The Knicks are about to experience perhaps the most accursed four-letter word in their vocabulary. Road. OK, they’re going to Brooklyn on Thursday and it’s not a six-hour journey — although it can be with traffic — but the road so far has made for some very long nights for the Knicks. They are an NBA-worst 1-8 and have lost six straight away from their beloved Garden.

“We’re not playing in our building. It’s a close-travel game [so] we don’t have to get on a plane. But still, it’s not in our building. They’re going to have their fans in there as well and we’ve got to do whatever we can to combat that,” Jarrett Jack said. “If we want to be a serious team and a team that wants to fight to get to postseason, that’s something we’ve got to kind of get a handle on right here.”

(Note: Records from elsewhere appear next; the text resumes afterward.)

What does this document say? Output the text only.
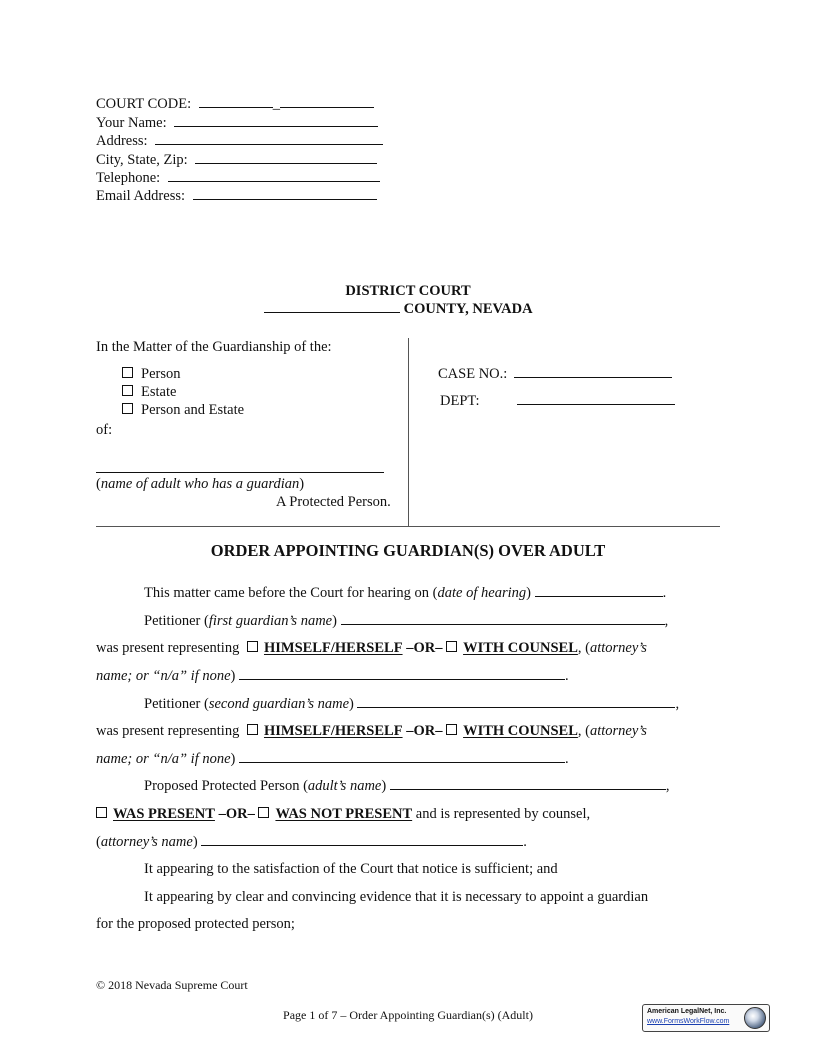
COURT CODE:	_
Your Name:
Address:
City, State, Zip:
Telephone:
Email Address:
DISTRICT COURT
COUNTY, NEVADA
In the Matter of the Guardianship of the:
Person
Estate
Person and Estate
of:
(name of adult who has a guardian)
A Protected Person.
CASE NO.:
DEPT:
ORDER APPOINTING GUARDIAN(S) OVER ADULT
This matter came before the Court for hearing on (date of hearing)	.
Petitioner (first guardian’s name)	,
was present representing HIMSELF/HERSELF –OR– WITH COUNSEL, (attorney’s
name; or “n/a” if none)	.
Petitioner (second guardian’s name)	,
was present representing HIMSELF/HERSELF –OR– WITH COUNSEL, (attorney’s
name; or “n/a” if none)	.
Proposed Protected Person (adult’s name)	,
WAS PRESENT –OR– WAS NOT PRESENT and is represented by counsel,
(attorney’s name)	.
It appearing to the satisfaction of the Court that notice is sufficient; and
It appearing by clear and convincing evidence that it is necessary to appoint a guardian
for the proposed protected person;
© 2018 Nevada Supreme Court
Page 1 of 7 – Order Appointing Guardian(s) (Adult)	American LegalNet, Inc.
www.FormsWorkFlow.com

And they are facing their city-rival Nets.

“It’s going to be a good game. Obviously they’re a pretty good team they’re in the 11th spot, I think, in the East. Every team is an NBA team so you have to respect every team and not look at their record and say, ‘Oh, we’ve got an easy one today,’ ” Knicks banged up center Enes Kanter said.

The Nets (11-15) have made defensive strides recently and are coming off a 103-98 win over Washington. Plus, they are eighth in scoring at 108.3 points per game.

“They started toward the end of last year and they con- tinued this year with their hard play. They shoot a lot of 3s and they’re active, and they’re confident when they come off those screens shooting the ball,” coach Jeff Hornacek said.

“They put pressure on you all 48 minutes that way. [Coach] Kenny [Atkinson] does a great job with these guys. They got good balance with how they play defensivel­y, they’re after it all the time.”

The Nets soon figure to debut Jahlil Okafor and Nik Stauskas. And Kanter is an Okafor fan.

“He’s a good player. He’s really good offensivel­y, he’s got the footwork and everything, he’s strong. I think he’s just so young. He’s going to get better and better. He just needs to get used to it a little bit, the NBA game. But I think he’s a good man. I like him,” Kanter said of the guy selected third — just before Kristaps Porzingis and just after D’Angelo Russell in 2015.

Jack already experience­d the Knicks-Nets rivalry from the Nets side. Now he’ll see how the other half feels.

“When we played in Brooklyn, the Knicks fans always made themselves very much known so it was almost kind of like a battle of the city, almost like who are these guys coming into our building even though they’re from right across the way on the other side of the town,” Jack said. “Almost like a college-type fighting-over-the-town, type thing. But for us it’s bigger than that. We just have to go out there and put these road struggles to bed and play a solid game for 48 minutes.”